Friday, March 03, 2006

SQL Server 2005 Key Columns

Specifying the Column Usage

After you specify the case table and the nested tables, you determine the usage type for each column in the tables that you will include in the mining structure. If you do not specify a usage type for a column, the column will not be included in the mining structure. Data mining columns can be one of four types: key, input, predictable, or a combination of input and predictable. Key columns contain a unique identifier for each row in a table. Some mining models, such as sequence clustering and time series models, can contain multiple key columns. Input columns provide the information from which predictions are made. Predictable columns contain the information that you try to predict in the mining model.
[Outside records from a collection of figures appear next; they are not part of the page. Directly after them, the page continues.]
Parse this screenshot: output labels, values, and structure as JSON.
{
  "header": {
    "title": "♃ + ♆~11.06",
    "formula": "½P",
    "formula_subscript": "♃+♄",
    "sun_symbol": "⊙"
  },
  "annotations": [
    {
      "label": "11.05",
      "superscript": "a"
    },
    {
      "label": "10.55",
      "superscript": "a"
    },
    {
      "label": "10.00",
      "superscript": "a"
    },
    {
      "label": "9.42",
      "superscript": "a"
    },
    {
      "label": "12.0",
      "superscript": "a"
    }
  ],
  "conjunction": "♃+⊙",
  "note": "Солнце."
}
For example, a series of tables may contain customer IDs, demographic information, and the amount of money each customer spends at a specific store. The customer ID uniquely identifies the customer and also relates the case table to the nested tables, therefore you would use it as the key column. You could use a selection of columns from the demographic information as input columns, and the column that describes the amount of money each customer spends as a predictable column. You could then build a mining model that relates demographics to how much money a customer spends in a store. You could use this model as the basis for targeted marketing.

The Data Mining Wizard provides the Suggest feature, which is enabled when you select a predictable column. Datasets frequently contain more columns than you want to use to build a mining model. The Suggest feature calculates a numeric score, from 0 to 1, that describes the relationship between each column in the dataset and the predictable column. Based on this score, the feature suggests columns to use as input for the mining model. If you use the Suggest feature, you can use the suggested columns, modify the selections to fit your needs, or ignore the suggestions.
Specifying the Content and Data Types

After you select one or more predictable columns and input columns, you can specify the content and data types for each column.